Dilema II

637 58 7
                                    

Happy Reading.

****
James pulang ke kediamannya dengan membawa bakso langganan Nadine, anggaplah sebagai sogokan karena meninggalkannya untuk bertemu Fiona.

Disana terlihat Lea cemberut dengan menyilangkan tangannya. Ah anaknya menggemaskan sekali.

"Anak Ayah kenapa cemberut gini?" tanya James. "Ayah bawain Mie ayam loh, nggak mau ya?" lanjutnya.

Raut wajar Lea berbinar seketika, tangannya terulur meminta bingkisan yang dipegang ayahnya.

"Lea masih marah ya sama Ayah, ayah bilang nggak boleh ingkar janji, Lea udah curiga Oma suruh pulang duluan padahal Lea lagi asyik main, rupanya Ayah jalan sama tante Fi, Ayah ingkar janji tuh! Lea nggak terima sogokan, pokoknya selesai makan Lea marah lagi sama Ayah!"
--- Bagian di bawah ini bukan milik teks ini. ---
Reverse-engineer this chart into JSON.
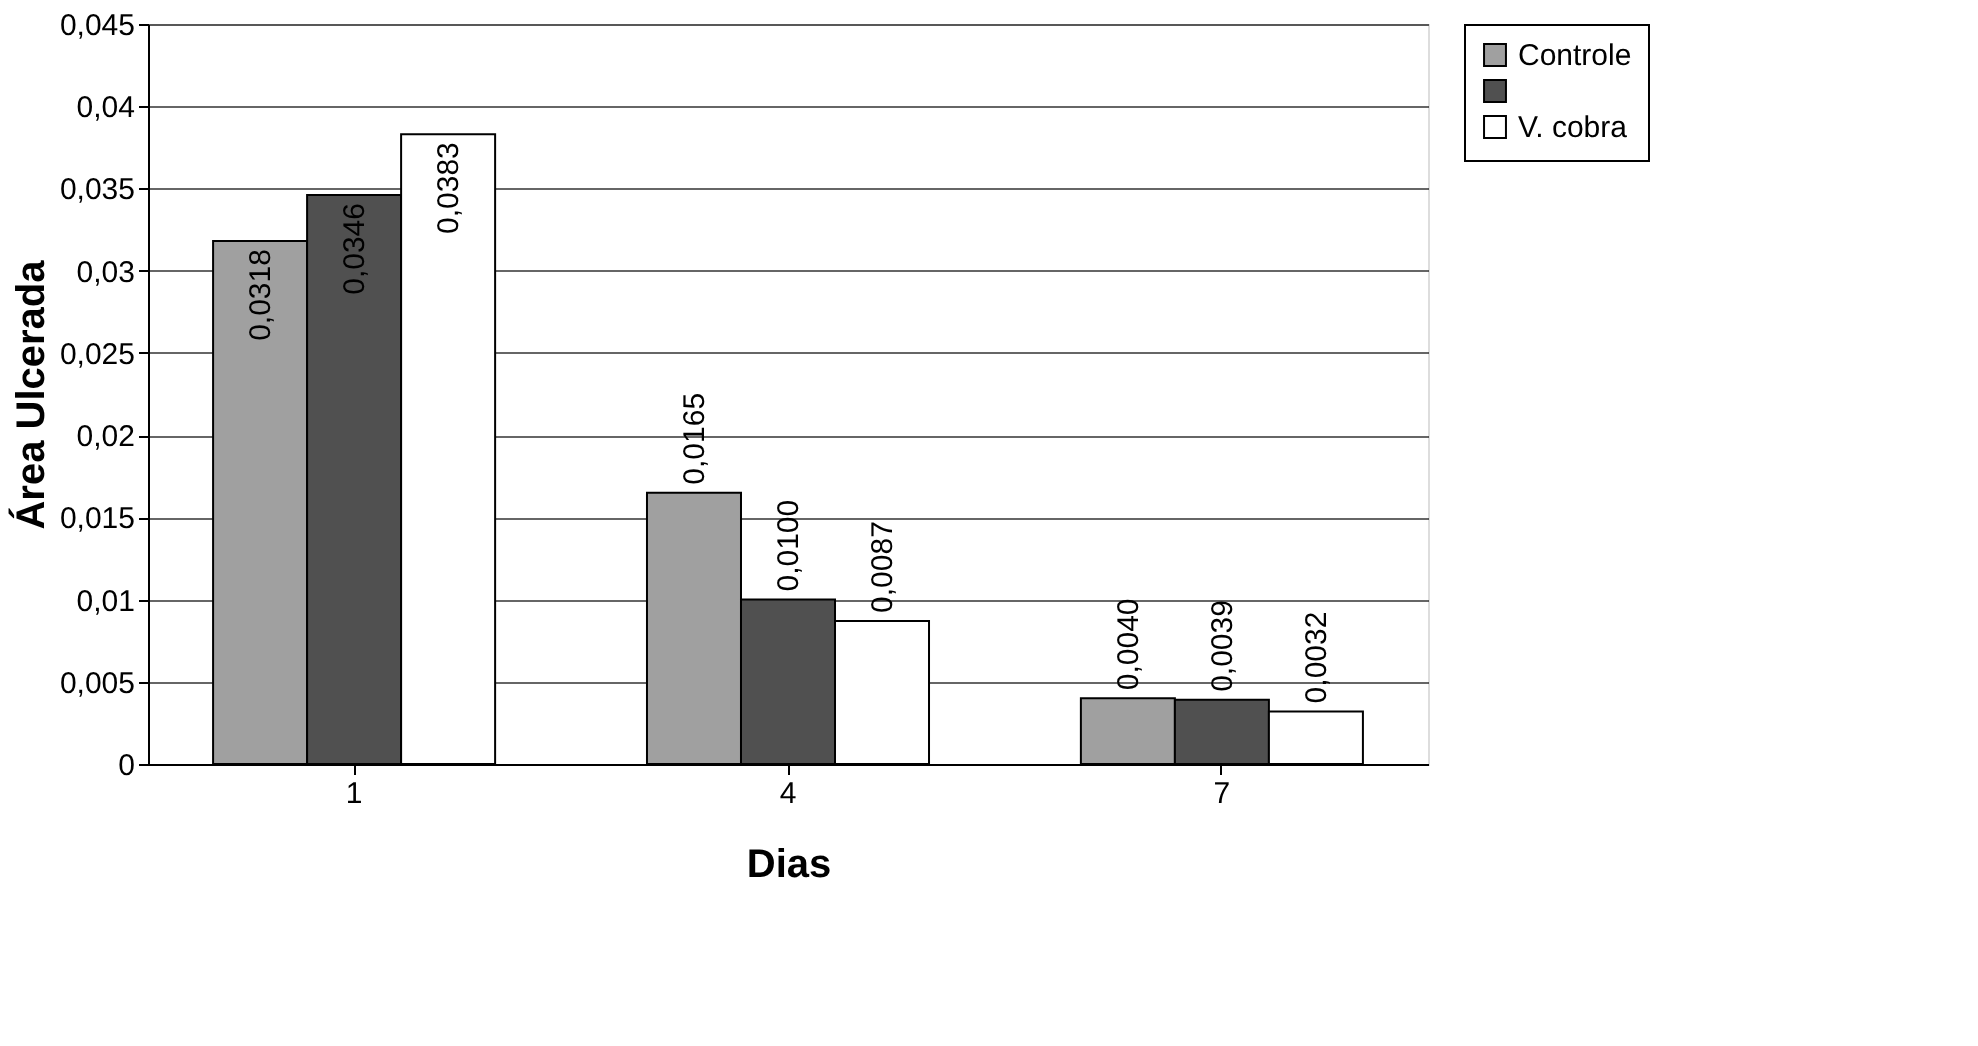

James memandang Lea yang berlari kecil membawa makanan kesukaannya, bagaimana James bisa lupa jika anaknya jauh lebih cerdas dibanding anak seusianya, bahkan diumurnya yang baru menginjak empat tahun dua bulan yang lalu Lea sudah lancar berbicara tanpa cadel. Tentu saja Lea akan curiga dengan sikap Omanya yang tak biasa. Bagaimanapun Lea hanya anak berumur empat tahun mudah dibujuk dengan mainan atau makanan seperti yang ia lakukan saat ini, namun James tau Lea bisa merasakan kesakitan yang ibunya rasakan, jadi sudah sepantasnya anak itu melarang James bertemu Fiona.

Hufhhhh, James menghembuskan nafasnya merutuki dirinya selama ini, kemana akal sehatnya?

Hati James menghangangat melihat Istri dan Anaknya terlihat bahagia hanya dengan hal sederhana. Jika diperhatikan Lea benar-benar duplikatnya, bentuk wajah, hidung bahkan warna mata mengikutinya, hanya dimple yang terdapat pada kedua pipinya yang mengikuti Nadine.

"Ayah mau bengong terus? kalau nggak mau basonya biar Lea dan Bunda yang habisin,"

James tersenyum. "Enak saja, Ayah juga mau. Minggu lalu jatah bakso Ayah juga Lea yang makan." James menarik kursi tepat disamping Nadine. "Bukain dong Bunda basonya," pintanya manja.

"Ck, Ayah manja. Nggak boleh dekat-dekat Bunda, ini Bundanya Lea tau!" ujar Lea sewot.

"Kan Bundamu Istri Ayah nak, masak nggak boleh dekat-dekat?"

"Nggak boleh pokoknya!"

"Kak, udah ya. Ayah juga," ucap Nadine mencoba melerai mereka, Nadine menyiapkan peralatan makan James. "Ini Ayah makan, Kakak mau Bunda suapin?" tanya Nadine yang diangguki Lea.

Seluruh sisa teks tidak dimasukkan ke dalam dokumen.